ANYONE conducting a thorough newspaper search will find that the number of women whose deaths from legal abortion have been reported in the press exceeds the Center for Disease Control statistics. And that is just reported deaths. How much murder, rape and violence against homosexuals each year fail to make the papers? Quite a lot. Why should death from abortion, which can open a doctor to charges of wrongful death, malpractice suits and the revoking of his license, be any different?
If abortion is made illegal, the feminist and gay pro-life groups reason, those doctors and irresponsible fathers who ultimately are responsible for the deaths of women and children would pay the penalties for their actions. And, as the cutoff of state funding of abortion in Texas a few years ago indicated, making abortions more difficult to obtain decreases the number of abortions. But it does not necessarily increase the number of women's deaths.

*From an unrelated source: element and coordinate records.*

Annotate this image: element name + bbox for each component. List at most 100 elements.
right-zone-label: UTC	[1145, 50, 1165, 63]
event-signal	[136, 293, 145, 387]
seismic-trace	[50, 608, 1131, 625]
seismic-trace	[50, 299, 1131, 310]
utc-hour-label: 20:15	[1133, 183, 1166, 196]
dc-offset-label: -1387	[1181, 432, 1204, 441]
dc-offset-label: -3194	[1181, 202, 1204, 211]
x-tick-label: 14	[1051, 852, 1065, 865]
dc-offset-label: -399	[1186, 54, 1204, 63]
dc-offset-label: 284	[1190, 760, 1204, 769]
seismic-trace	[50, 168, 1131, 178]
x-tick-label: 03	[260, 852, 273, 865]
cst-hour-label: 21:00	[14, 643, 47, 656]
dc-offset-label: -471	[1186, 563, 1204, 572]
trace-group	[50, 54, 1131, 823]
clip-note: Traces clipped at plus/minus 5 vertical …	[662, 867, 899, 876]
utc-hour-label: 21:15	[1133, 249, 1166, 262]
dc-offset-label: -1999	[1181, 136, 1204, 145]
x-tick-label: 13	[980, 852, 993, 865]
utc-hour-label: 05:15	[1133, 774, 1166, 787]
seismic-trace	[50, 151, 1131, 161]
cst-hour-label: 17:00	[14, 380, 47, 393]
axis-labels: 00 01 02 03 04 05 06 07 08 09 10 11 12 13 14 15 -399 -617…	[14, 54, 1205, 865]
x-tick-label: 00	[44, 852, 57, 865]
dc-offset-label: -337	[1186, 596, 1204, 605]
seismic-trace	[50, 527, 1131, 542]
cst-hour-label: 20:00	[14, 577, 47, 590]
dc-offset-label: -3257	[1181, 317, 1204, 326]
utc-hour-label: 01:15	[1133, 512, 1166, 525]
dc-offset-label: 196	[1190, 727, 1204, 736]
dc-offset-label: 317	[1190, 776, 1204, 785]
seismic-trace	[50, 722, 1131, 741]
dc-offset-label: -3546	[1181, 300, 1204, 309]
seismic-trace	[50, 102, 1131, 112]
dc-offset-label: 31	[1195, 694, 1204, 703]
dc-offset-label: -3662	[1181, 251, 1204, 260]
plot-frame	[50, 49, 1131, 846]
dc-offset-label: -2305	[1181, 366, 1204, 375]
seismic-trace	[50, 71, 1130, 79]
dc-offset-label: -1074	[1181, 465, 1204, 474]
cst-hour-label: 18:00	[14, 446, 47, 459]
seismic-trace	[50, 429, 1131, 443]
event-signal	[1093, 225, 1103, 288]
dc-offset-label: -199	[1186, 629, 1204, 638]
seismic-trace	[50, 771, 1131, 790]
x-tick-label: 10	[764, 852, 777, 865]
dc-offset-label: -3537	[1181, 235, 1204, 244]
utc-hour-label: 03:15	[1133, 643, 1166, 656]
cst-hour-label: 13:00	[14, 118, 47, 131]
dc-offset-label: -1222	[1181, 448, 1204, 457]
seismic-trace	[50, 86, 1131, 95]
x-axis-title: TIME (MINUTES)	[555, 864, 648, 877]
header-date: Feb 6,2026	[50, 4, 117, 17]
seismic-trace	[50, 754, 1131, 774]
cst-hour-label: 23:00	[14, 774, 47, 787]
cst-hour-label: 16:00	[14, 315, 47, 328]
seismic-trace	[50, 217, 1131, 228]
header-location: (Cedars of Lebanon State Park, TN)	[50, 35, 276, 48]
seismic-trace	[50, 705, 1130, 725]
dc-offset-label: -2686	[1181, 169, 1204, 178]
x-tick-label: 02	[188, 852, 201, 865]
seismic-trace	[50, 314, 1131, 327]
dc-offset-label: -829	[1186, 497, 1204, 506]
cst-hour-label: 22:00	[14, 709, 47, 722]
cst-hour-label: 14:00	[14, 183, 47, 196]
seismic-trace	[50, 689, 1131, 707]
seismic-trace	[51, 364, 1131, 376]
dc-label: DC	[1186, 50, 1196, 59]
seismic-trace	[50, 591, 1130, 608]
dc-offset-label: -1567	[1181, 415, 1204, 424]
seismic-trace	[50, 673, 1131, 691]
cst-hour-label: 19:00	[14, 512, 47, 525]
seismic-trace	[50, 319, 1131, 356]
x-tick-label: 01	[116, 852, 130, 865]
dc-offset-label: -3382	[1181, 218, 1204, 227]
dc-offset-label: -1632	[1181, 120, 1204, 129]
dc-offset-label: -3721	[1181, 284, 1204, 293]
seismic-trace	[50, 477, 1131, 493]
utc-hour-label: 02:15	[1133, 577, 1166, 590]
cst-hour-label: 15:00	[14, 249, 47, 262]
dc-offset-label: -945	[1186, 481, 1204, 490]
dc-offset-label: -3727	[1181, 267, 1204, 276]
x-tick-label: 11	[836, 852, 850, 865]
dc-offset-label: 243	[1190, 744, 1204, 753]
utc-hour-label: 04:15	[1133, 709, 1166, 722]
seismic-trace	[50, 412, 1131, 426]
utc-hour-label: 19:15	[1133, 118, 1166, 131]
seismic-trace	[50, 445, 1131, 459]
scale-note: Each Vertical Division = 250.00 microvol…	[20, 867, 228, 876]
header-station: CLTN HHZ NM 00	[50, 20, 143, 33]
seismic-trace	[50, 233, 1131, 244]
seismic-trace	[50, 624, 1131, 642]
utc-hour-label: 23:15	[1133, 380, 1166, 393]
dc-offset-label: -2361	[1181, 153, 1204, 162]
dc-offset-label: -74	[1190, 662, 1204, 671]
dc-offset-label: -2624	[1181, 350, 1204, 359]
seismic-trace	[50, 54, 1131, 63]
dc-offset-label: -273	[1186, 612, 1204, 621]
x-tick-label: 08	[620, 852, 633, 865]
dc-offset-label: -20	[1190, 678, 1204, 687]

Deaths from abortion occur most often because of infection, which is usually avoidable if doctors prescribe penicillin. In the pre-Roe v. Wade era, the number of mothers' deaths from abortion decreased for 30 years because of the advent of penicillin's use. It did not decrease, as pro-choicers argue, because of the availability of legal abortion. There is nothing inherently safer about a legal abortion. If there were, pro-abortion women who wish abortions to continue if Roe is reversed would not now be learning how to perform abortions.
Because pro-life gays and feminists recognize the dangers of even legal abortion, they would rather make abortions illegal so that women cannot legally be forced into the ghastly option of having to kill their own children--and possibly themselves. The activists wish to make their society more open to revering women who become mothers.
In wishing this, these liberal pro-lifers follow all those who have challenged the demoted place which women, mothers, unborn children and gays have all too often occupied in our society. Gays Against Abortion recognizes that, of all second-class citizens, unborn children are the most ignored and most oppressed of all. To be free, human beings must first be allowed to live.
If the ideals of liberalism still include liberation, then GAA should have a hallowed place in the liberal pantheon. True liberals should wonder why they don't.
Liam T.A. Ford '91-'92 attended a 500-person Feminists-for-Life-sponsored anti-abortion counter-demonstration on the West Lawn of the Capitol Sunday.